Where will the Gas and Coal Come From?
It would be difficult to ramp up natural gas production to a point where a significant portion of the trucking fleet could be converted to run on natural gas. Since converting natural gas first to diesel and then using it to fuel trucks would require even more natural gas because of low GTL efficiencies, I think GTL will be mostly used on stranded gas resources.
The same is true for coal, but with different implications. Many coal resources are remote, and coal’s bulk means that it is difficult to access such resources without a huge investment in rail lines. The United States has large coal resources in Montana and Alaska that are remote from rail transport. Although the “200 years of coal” doctrine is questionable, the main questions lie around declining quality and accessibility of coal reserves, not the amount of coal actually in the ground. Peak oil is likely to continue to raise investor interest in Coal to Liquids. But prospective investors in such projects should be cautious. Greenhouse gas regulations such as California’s Low Carbon Fuel Standard could destroy the economics of CTL investments at the stroke of a pen.

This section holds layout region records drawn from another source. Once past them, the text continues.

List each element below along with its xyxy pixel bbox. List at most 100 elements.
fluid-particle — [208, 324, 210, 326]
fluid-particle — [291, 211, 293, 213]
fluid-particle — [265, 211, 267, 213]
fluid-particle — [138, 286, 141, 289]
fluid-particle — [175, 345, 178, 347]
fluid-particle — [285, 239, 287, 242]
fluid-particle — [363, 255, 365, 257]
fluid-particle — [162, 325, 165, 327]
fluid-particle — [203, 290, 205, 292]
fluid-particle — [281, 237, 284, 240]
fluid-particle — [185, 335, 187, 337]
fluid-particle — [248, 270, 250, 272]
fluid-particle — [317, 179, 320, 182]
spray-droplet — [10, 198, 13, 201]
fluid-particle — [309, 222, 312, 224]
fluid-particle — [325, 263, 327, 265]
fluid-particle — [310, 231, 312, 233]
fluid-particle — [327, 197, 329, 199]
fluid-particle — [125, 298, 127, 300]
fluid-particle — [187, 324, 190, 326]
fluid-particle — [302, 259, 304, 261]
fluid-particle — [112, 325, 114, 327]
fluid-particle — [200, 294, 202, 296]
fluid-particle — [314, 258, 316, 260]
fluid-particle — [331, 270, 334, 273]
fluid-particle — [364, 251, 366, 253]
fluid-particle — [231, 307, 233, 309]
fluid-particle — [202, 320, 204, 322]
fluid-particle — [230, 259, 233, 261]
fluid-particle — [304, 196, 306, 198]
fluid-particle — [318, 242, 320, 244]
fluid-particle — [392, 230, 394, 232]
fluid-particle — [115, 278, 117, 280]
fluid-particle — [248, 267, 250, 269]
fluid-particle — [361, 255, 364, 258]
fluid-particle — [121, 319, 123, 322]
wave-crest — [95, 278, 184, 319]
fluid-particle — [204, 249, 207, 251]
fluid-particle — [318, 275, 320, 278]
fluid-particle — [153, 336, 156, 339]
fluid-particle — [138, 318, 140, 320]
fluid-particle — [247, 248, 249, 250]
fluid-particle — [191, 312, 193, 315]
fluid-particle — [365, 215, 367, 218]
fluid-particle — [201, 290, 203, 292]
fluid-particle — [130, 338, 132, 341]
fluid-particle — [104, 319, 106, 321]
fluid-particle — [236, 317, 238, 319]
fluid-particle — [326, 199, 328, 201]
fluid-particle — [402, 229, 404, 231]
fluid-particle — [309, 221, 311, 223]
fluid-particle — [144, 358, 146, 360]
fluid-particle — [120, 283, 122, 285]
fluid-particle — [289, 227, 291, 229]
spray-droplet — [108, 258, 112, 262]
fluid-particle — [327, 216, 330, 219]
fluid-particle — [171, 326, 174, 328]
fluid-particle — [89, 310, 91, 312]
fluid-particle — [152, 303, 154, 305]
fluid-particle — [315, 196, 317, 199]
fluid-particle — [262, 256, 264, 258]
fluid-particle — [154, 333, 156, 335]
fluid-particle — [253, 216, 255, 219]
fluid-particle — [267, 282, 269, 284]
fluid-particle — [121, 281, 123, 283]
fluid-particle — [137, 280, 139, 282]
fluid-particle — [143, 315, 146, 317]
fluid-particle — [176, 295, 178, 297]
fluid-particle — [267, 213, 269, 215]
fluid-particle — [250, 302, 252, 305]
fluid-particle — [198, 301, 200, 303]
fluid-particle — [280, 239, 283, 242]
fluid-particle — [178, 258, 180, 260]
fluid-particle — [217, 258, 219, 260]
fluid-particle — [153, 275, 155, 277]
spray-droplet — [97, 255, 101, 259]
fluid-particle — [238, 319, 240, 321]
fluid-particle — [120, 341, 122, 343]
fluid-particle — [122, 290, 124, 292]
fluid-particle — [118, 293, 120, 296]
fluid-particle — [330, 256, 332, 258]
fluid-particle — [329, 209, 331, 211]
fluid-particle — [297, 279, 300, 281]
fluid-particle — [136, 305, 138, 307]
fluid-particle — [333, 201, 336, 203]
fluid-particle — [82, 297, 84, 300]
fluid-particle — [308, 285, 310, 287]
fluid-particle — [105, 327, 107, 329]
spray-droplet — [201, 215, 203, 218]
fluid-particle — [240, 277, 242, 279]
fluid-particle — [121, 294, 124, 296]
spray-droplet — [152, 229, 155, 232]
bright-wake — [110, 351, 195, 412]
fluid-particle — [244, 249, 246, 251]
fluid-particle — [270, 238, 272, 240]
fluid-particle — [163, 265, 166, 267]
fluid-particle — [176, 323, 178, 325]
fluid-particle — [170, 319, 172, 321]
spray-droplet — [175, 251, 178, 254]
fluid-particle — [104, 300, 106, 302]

In addition to most of the oil majors, the main companies developing these technologies are South Africa’s Sasol (SSL), Oklahoma based Syntroleum (SYNM), and Colorado based Rentech (RTK) mentioned above. Sasol is a diversified oil and chemicals firm with long experience running Coal-to-liquids plants. Syntroleum and Rentech are development stage companies with efforts focused on biomass to liquids and stranded natural gas. Rentech puts considerable effort into managing the carbon footprint of its fuels by finding ways to sequester the carbon it produces. In terms of investment attractiveness, I would not consider Sasol as an investment because of its CTL focus. I like Rentech’s environmental efforts, but the company is several years at least from profitability, so it is worth watching but I would not consider buying the stock yet. Syntroleum has a stronger balance sheet and cash flow, is near profitability, so this is the stock I would pick if I had to choose one of the three.
I think the best investment opportunities in this sector will probably go to those investors who choose to wait. I think the greatest potential is in Gas to Liquids technology that can be scaled down small enough to be portable, like that being developed by the private companies Compact GTL and Velocys mentioned above.
The potential for Coal to Liquids technology is large, but companies focused on this technology are at great risk from any sort of carbon regulation. Gas to Liquids technology will have a robust niche based on stranded natural gas, and the companies developing technologies which can operate at high efficiency on a small scale seem the most promising. Biomass to Liquids technology also show promise, in particular because of its feedstock flexibility. Where the feedstock is uniform and controllable, biofuels and biomass to electricity technologies will probably have the upper hand, but Biomass to Liquids technology seems to have good potential where the feedstock is available in quantity, but irregular in quality. Municipal solid waste seems like one such potential source feedstock.
Of the publicly traded companies in the sector, Rentech seems like the most interesting one to watch because of their focus on biomass and waste feedstocks. Nevertheless, the company is too far from profitability to make a compelling investment.